The coupon rate is fixed and just sets the dollar coupon (coupon rate × face value). The YTM is the market's current required return — the discount rate that makes the present value of all the bond's cash flows equal to its price. They are equal only when the bond trades at par; otherwise the price adjusts so the buyer earns the YTM, not the coupon rate. Importantly, when this bond's issuer's cost of debt is needed (Cost of Capital chapter), it is the YTM, not the coupon, that matters.

How is bond valuation examined in BFC2140?

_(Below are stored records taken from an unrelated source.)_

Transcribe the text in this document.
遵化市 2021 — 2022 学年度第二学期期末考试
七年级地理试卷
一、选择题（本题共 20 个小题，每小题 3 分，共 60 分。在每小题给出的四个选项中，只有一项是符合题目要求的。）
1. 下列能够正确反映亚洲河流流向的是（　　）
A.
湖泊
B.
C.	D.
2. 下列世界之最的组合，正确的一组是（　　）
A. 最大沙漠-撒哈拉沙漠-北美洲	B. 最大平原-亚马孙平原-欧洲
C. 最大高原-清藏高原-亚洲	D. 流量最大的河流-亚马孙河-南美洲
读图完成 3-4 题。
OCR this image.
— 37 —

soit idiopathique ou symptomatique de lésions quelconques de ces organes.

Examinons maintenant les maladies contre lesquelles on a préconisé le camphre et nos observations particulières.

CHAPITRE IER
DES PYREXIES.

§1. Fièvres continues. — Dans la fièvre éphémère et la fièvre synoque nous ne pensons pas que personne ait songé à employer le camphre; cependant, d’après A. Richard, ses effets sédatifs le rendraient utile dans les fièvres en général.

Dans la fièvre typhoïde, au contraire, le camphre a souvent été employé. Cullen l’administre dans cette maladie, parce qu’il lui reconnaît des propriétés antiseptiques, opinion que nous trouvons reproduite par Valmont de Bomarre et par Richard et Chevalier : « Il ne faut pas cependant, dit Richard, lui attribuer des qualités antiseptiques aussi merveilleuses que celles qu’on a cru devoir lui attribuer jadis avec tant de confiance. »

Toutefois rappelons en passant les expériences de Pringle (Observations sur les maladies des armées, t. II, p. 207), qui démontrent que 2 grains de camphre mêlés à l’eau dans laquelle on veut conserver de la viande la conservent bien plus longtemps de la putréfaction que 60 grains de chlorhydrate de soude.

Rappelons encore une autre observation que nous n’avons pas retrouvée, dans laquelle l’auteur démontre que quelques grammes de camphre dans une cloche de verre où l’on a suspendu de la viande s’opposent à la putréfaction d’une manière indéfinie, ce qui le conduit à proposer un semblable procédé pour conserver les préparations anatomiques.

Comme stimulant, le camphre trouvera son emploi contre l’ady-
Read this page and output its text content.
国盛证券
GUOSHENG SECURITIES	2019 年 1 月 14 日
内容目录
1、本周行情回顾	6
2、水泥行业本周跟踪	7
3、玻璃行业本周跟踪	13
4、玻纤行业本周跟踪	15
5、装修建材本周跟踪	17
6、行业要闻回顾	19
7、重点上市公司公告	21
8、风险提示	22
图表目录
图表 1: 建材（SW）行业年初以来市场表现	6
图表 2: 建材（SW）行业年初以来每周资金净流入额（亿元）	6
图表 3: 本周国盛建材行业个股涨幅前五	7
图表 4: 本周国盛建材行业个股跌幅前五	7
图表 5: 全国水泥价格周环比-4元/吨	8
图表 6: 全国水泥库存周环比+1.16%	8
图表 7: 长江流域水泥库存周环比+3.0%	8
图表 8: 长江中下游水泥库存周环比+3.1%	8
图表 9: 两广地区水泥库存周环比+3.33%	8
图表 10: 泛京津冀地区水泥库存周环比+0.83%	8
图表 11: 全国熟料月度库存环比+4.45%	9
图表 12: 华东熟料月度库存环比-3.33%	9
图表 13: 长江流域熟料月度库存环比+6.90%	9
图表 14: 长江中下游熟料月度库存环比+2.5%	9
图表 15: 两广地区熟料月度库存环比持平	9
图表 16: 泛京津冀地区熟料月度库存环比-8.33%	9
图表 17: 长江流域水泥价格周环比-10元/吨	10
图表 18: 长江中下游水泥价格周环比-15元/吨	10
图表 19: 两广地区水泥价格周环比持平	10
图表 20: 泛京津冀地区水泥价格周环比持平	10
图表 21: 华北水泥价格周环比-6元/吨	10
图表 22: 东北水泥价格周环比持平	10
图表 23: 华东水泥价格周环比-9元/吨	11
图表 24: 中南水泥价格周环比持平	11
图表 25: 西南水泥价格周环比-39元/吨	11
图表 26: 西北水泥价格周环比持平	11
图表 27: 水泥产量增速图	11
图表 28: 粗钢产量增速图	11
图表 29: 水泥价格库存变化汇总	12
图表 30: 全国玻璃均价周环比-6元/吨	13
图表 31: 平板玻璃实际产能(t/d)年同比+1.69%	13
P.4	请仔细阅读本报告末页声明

It is a recurring computational skill flagged in the unit's exam guidance. Expect Section B numerical questions that ask you to price a coupon or zero-coupon bond (often semi-annual) or to solve for the YTM given a price, and Section C parts that ask you to explain premium/discount status, apply the four bond-price laws, or discuss interest-rate and credit risk. It also feeds directly into the cost-of-debt component of WACC later in the unit.

Study strategy

Exam move

Treat every bond as 'an annuity plus a lump sum' and the rest follows. Drill the coupon-bond formula until you can set it up from a worded scenario in seconds, and always run the premium/discount sanity check (compare coupon rate to YTM) before trusting your price. Practise the semi-annual conversion as a fixed habit — halve the coupon, halve the yield, double the periods — because forgetting one of the three is the most common pricing error. Learn to find YTM by interpolation on your financial calculator and verify it by re-pricing the bond at that yield. Be ready to state and apply the four bond-price laws in words for Section C, and connect the topic forward: the bond's YTM is the pre-tax cost of debt you will reuse when you build a firm's WACC.